When advocate high court Khyal Mohammad Mohmand heard the hue and cry of the old man he approached and assured him that he would contest the petition pro bono. A single bench of the court comprising Justice Ms Mussarat Hilali heard the petition on Nov 7 and dismissed it.
Mr Mohmand contended that though four of the accused were acquitted by the court, the case against the present petitioner was strong as he had been an absconder. He argued that the trial against the petitioner had commenced in Feb 2014 and he should not be granted the concession of bail.
It was in June 2011 when the killing of Shazia, 23, had hit the headlines. The Khyber Pakhtunkhwa Provincial Commission on the Status of Woman (PCSW) had condemned the incident and its then chairperson Zubaida Khatoon had called upon the authorities to ensure that the perpetrators were handed down an exemplary punishment.
She had also asked the government to take steps to curb alternate systems of justice such as the local jirga that passes inhuman judgments against women for issues related to family and honour.
However, after a few days of the occurrence the human rights organisations and the PCSW went into slumber and the poor parents of the victim were left at the mercy of criminal justice system. As the family had no resources to hire a private counsel they had to rely on the public prosecutor. Last year, four of the accused persons, including Saeed, were acquitted by a trial court in Mardan due to lack of evidence whereas the remaining eight accused were declared proclaimed offenders. According to facts of the case, the victim was taken to nearby hills by the accused and stoned to death. Her mother, Noor Jehan, and a minor sister, Kashmala, were accompanying her, but they somehow saved own lives.
Apparently, Shazia was killed for honour as she had left residence of her husband and was residing with her parents in Swat. She had entered into love marriage with the accused, Mohammad Saeed, in Nov 2010.
Investigations had revealed that the accused, Saeed, was also suspected of killing his brother as he was suspecting him of having relations with the victim.

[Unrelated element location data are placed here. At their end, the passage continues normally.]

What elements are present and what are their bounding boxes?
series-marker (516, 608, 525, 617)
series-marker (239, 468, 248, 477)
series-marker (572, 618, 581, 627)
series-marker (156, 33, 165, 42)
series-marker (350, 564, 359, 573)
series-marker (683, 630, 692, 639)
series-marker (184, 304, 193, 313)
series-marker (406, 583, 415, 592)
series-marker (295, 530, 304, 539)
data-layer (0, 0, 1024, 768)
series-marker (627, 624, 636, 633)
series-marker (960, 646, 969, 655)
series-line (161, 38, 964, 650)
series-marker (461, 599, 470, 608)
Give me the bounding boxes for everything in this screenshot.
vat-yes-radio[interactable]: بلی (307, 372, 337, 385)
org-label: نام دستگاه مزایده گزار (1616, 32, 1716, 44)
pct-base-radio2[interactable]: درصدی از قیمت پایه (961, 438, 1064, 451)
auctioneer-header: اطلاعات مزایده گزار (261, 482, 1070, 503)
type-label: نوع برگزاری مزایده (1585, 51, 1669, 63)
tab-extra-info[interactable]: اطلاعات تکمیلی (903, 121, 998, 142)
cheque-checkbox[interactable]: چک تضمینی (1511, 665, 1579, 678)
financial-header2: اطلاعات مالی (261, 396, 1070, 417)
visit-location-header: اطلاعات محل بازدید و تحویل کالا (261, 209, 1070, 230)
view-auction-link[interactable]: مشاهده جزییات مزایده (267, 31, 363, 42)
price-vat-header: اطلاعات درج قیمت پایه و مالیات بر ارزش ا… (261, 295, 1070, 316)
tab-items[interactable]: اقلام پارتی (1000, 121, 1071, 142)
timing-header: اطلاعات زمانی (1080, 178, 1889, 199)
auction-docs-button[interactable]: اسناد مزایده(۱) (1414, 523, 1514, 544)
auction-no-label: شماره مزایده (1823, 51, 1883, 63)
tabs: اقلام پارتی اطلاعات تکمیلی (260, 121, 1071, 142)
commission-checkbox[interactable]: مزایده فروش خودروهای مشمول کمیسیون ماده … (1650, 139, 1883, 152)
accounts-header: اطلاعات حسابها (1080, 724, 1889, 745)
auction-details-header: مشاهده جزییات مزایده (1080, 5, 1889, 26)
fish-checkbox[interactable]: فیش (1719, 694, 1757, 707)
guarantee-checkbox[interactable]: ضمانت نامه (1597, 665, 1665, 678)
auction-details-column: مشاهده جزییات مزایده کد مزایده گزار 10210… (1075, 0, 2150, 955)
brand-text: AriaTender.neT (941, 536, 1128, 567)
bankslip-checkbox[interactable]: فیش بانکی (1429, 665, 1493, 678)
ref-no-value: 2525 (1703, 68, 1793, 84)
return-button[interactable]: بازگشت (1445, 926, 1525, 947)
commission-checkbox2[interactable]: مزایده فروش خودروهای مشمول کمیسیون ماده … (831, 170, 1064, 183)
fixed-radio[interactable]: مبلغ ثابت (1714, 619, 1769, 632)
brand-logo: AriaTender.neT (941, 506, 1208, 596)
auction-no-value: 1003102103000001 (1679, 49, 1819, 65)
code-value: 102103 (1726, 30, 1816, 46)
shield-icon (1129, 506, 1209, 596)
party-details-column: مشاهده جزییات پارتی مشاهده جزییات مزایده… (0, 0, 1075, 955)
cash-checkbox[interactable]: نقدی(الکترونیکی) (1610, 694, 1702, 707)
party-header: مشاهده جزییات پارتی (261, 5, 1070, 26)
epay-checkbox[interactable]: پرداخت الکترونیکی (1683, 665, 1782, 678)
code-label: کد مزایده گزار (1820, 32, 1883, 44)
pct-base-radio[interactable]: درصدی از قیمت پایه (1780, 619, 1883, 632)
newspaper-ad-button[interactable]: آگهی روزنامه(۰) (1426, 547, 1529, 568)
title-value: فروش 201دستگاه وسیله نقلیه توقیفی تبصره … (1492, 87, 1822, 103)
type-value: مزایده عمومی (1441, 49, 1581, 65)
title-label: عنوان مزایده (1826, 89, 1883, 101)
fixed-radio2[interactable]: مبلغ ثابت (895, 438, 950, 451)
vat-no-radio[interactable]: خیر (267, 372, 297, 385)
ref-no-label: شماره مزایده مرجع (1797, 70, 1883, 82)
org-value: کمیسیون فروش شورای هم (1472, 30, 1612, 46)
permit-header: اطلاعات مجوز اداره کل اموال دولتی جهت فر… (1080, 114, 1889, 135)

In that occurrence the victim had also received injuries and she started residing with her parents at Barikot in Swat.
Ms Noor Jehan was the complainant in the case registered at Rustam police station.

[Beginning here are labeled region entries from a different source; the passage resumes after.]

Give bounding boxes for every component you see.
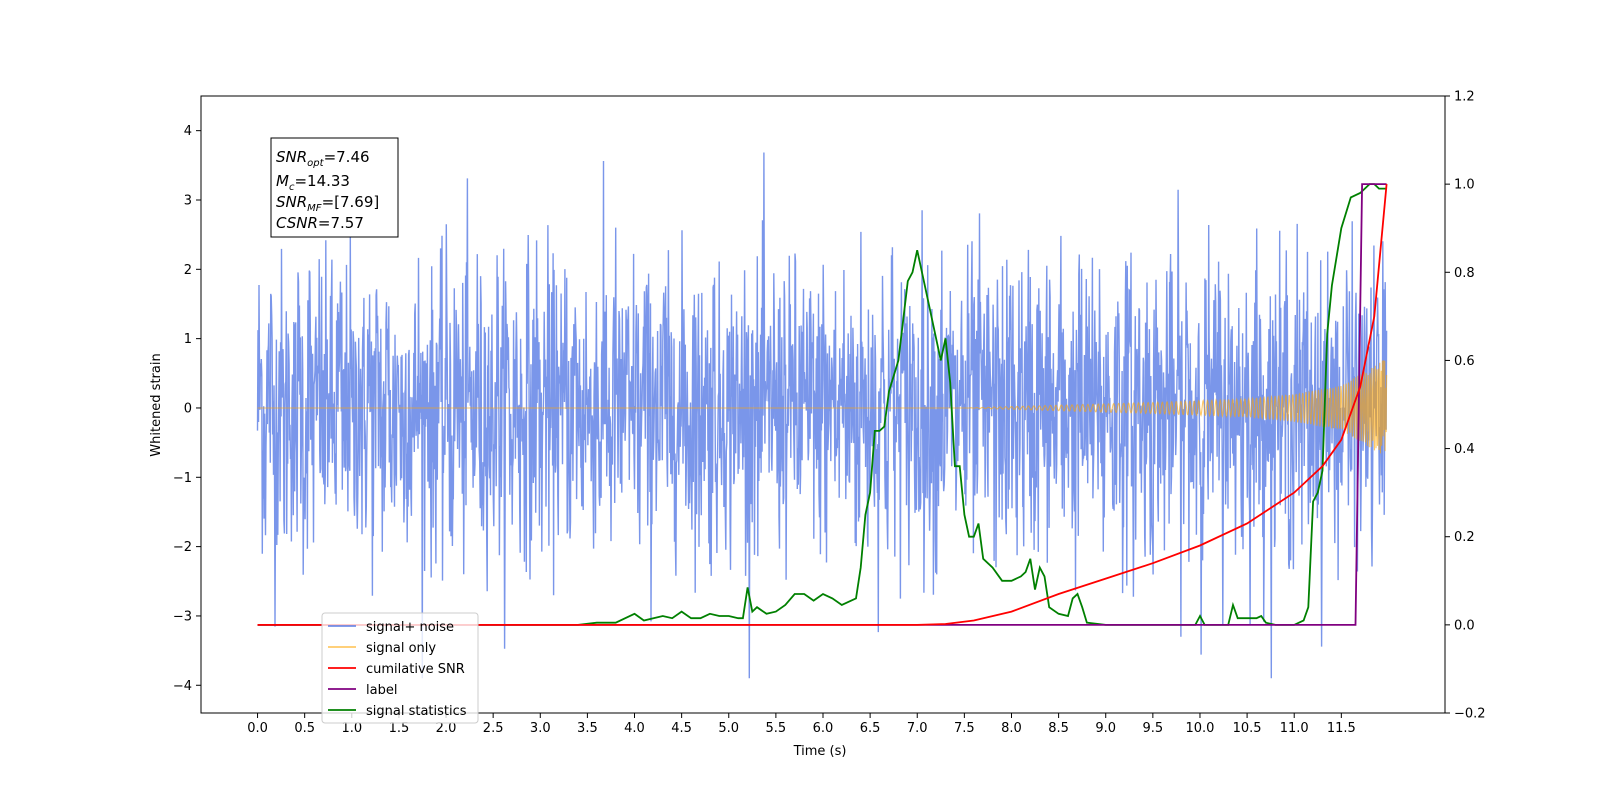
series-line-signal-noise [256,152,1388,679]
y-tick-label: −4 [173,679,192,694]
x-tick-label: 7.0 [907,721,928,736]
legend-label: cumilative SNR [366,662,465,677]
annotation-snr-mf: SNRMF=[7.69] [276,193,379,214]
x-tick-label: 3.0 [530,721,551,736]
x-tick-label: 11.5 [1327,721,1356,736]
y-right-tick-label: 1.0 [1454,178,1475,193]
legend: signal+ noise signal only cumilative SNR la… [321,612,479,724]
legend-label: label [366,683,397,698]
x-tick-label: 10.5 [1233,721,1262,736]
y-right-tick-label: 1.2 [1454,90,1475,105]
x-tick-label: 1.5 [389,721,410,736]
x-tick-label: 7.5 [954,721,975,736]
y-tick-label: 2 [184,263,192,278]
x-tick-label: 5.5 [766,721,787,736]
y-tick-label: −1 [173,471,192,486]
x-tick-label: 0.0 [247,721,268,736]
legend-label: signal statistics [366,704,467,719]
x-tick-label: 10.0 [1185,721,1214,736]
y-tick-label: 4 [184,124,192,139]
x-tick-label: 2.0 [436,721,457,736]
y-right-tick-label: 0.8 [1454,266,1475,281]
x-axis-label: Time (s) [793,744,847,759]
x-tick-label: 3.5 [577,721,598,736]
y-right-tick-label: 0.6 [1454,354,1475,369]
series-signal-only [257,360,1388,454]
series-signal-noise [256,152,1388,679]
y-tick-label: −2 [173,540,192,555]
y-tick-label: 3 [184,193,192,208]
series-line-signal-statistics [257,183,1387,626]
x-tick-label: 6.0 [813,721,834,736]
x-tick-label: 9.5 [1143,721,1164,736]
x-tick-label: 6.5 [860,721,881,736]
y-right-tick-label: 0.0 [1454,618,1475,633]
x-tick-label: 0.5 [294,721,315,736]
y-right-tick-label: 0.2 [1454,530,1475,545]
y-right-tick-label: 0.4 [1454,442,1475,457]
annotation-snr-opt: SNRopt=7.46 [276,148,370,169]
x-ticks: 0.0 0.5 1.0 1.5 2.0 2.5 3.0 3.5 4.0 4.5 5.0 5.5 6.0 6… [247,713,1356,736]
legend-label: signal+ noise [366,620,454,635]
annotation-mc: Mc=14.33 [276,172,350,193]
x-tick-label: 5.0 [718,721,739,736]
series-cumulative-snr [257,184,1388,626]
x-tick-label: 4.0 [624,721,645,736]
y-axis-label: Whitened strain [149,353,164,456]
y-tick-label: 0 [184,401,192,416]
series-line-signal-only [257,360,1388,454]
x-tick-label: 4.5 [671,721,692,736]
y-ticks-right: 1.2 1.0 0.8 0.6 0.4 0.2 0.0 −0.2 [1445,90,1486,722]
y-tick-label: −3 [173,609,192,624]
annotation-csnr: CSNR=7.57 [276,214,364,232]
y-tick-label: 1 [184,332,192,347]
legend-label: signal only [366,641,436,656]
x-tick-label: 8.0 [1001,721,1022,736]
x-tick-label: 2.5 [483,721,504,736]
y-ticks-left: 4 3 2 1 0 −1 −2 −3 −4 [173,124,201,694]
x-tick-label: 9.0 [1095,721,1116,736]
x-tick-label: 11.0 [1280,721,1309,736]
series-signal-statistics [257,183,1387,626]
x-tick-label: 1.0 [341,721,362,736]
x-tick-label: 8.5 [1048,721,1069,736]
annotation-box: SNRopt=7.46 Mc=14.33 SNRMF=[7.69] CSNR=7… [270,137,399,238]
y-right-tick-label: −0.2 [1454,707,1486,722]
series-line-cumulative-snr [257,184,1388,626]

She alleged that they were asked by Saeed to visit the village as he wanted to make rapprochement with the victim.
However, she claimed that when they reached the village Saeed along with his accomplices, including his brother, forcibly took them to nearby hills and started pelting stones on Shazia which resulted in her death.
According to the postmortem report, her death was caused because of head injuries.

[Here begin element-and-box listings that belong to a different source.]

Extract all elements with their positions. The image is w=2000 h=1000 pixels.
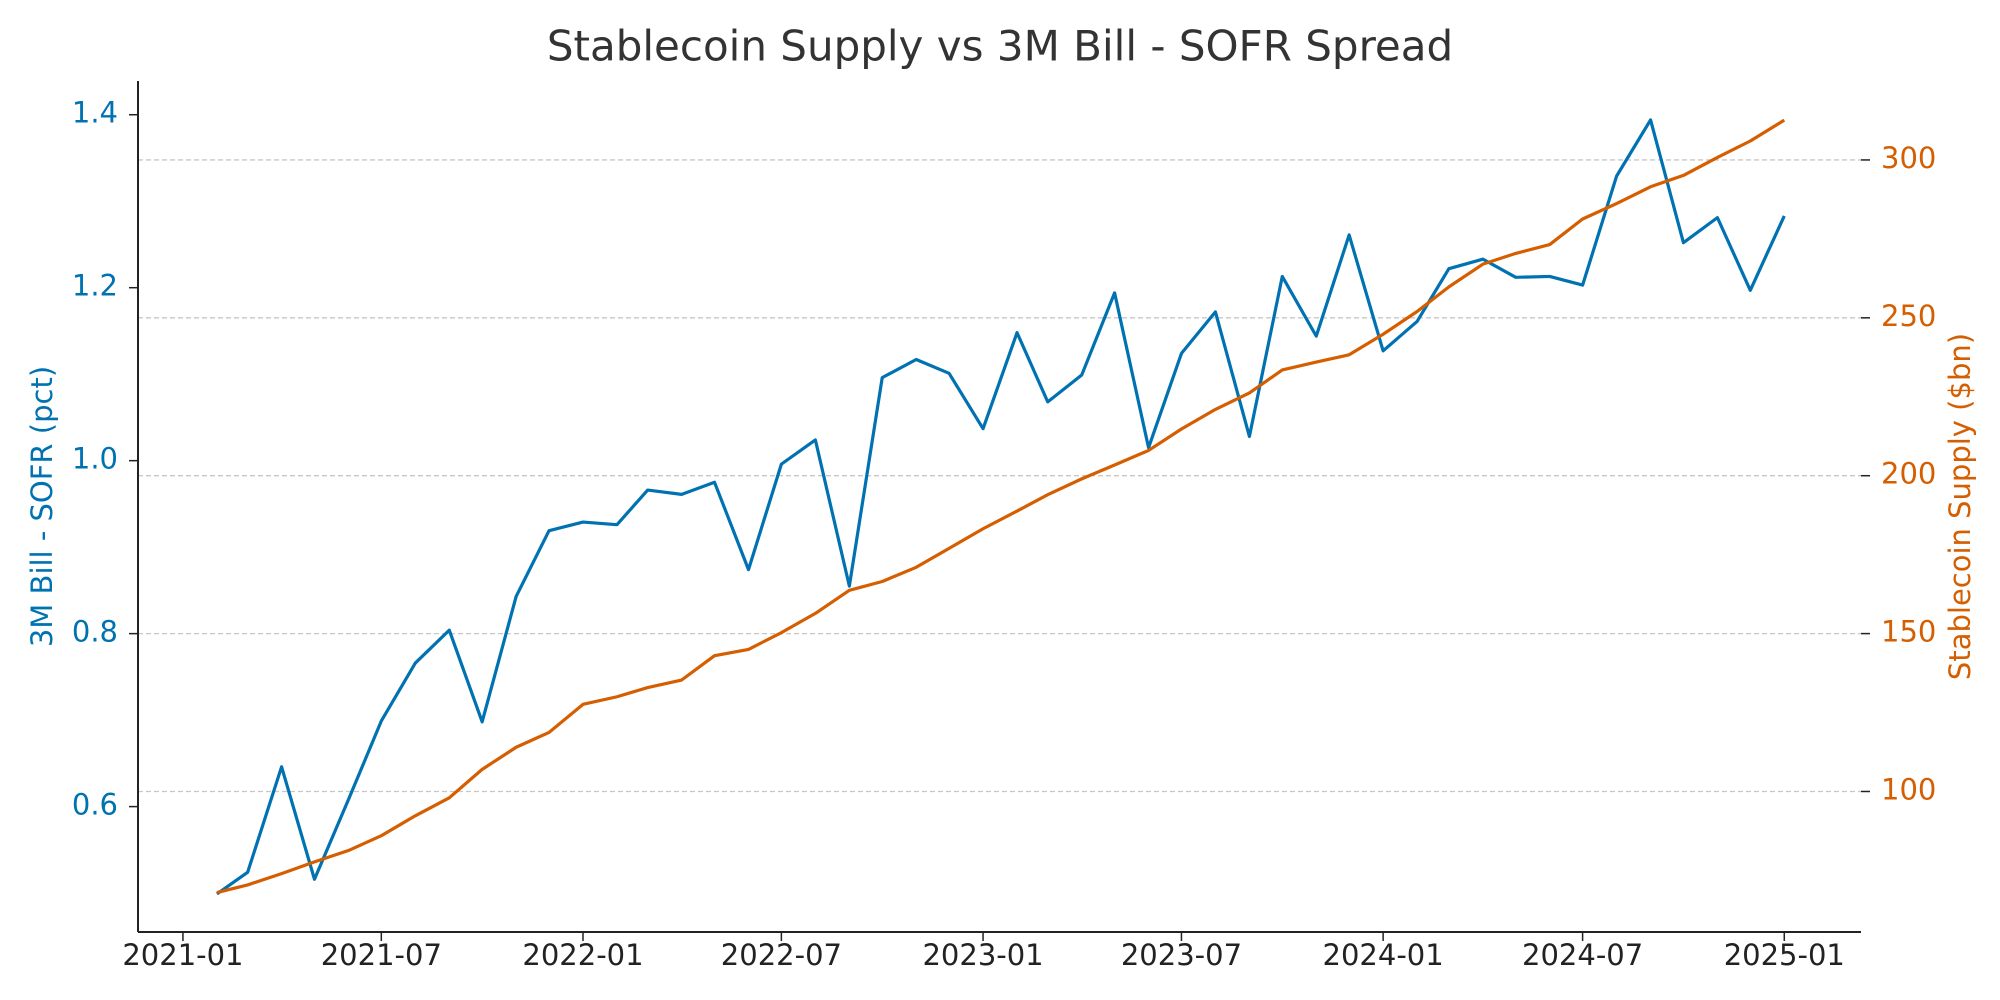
x-tick-label: 2024-07 — [1522, 938, 1643, 972]
x-tick-label: 2022-01 — [522, 938, 643, 972]
y2-tick-label: 250 — [1881, 299, 1936, 333]
chart-title: Stablecoin Supply vs 3M Bill - SOFR Spre… — [547, 22, 1453, 71]
x-tick-label: 2023-07 — [1121, 938, 1242, 972]
x-tick-label: 2022-07 — [721, 938, 842, 972]
x-tick-label: 2021-07 — [321, 938, 442, 972]
y2-axis-label: Stablecoin Supply ($bn) — [1943, 333, 1977, 680]
x-tick-label: 2021-01 — [122, 938, 243, 972]
y-tick-label: 1.0 — [72, 442, 118, 476]
series-line — [215, 118, 1786, 896]
y2-tick-label: 150 — [1881, 615, 1936, 649]
y2-tick-label: 200 — [1881, 457, 1936, 491]
y-tick-label: 0.8 — [72, 615, 118, 649]
y2-tick-label: 100 — [1881, 772, 1936, 806]
y2-tick-label: 300 — [1881, 141, 1936, 175]
x-tick-label: 2025-01 — [1724, 938, 1845, 972]
x-tick-label: 2023-01 — [922, 938, 1043, 972]
x-tick-label: 2024-01 — [1323, 938, 1444, 972]
series-line — [216, 118, 1786, 895]
y-tick-label: 0.6 — [72, 788, 118, 822]
y-tick-label: 1.4 — [72, 96, 118, 130]
y-axis-label: 3M Bill - SOFR (pct) — [25, 366, 59, 647]
y-tick-label: 1.2 — [72, 269, 118, 303]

The police had recovered the body of the victim with her blood stained sandals lying nearby. The place of occurrence, village Bairoch, is backward and its population is known for violence.
This case clearly shows the unavailability of support mechanisms to the families as well as to victims falling prey to violence.
“When the state institutions set up for providing assistance to victims and their families in such cases fail to perform their duty it often results in rise in heinous crimes, including honour-related offences,” said an advocate of the Supreme Court Shahnawaz Khan.
He said that the state should realise its responsibility and help the families in distress so that the perpetrators could be awarded punishment.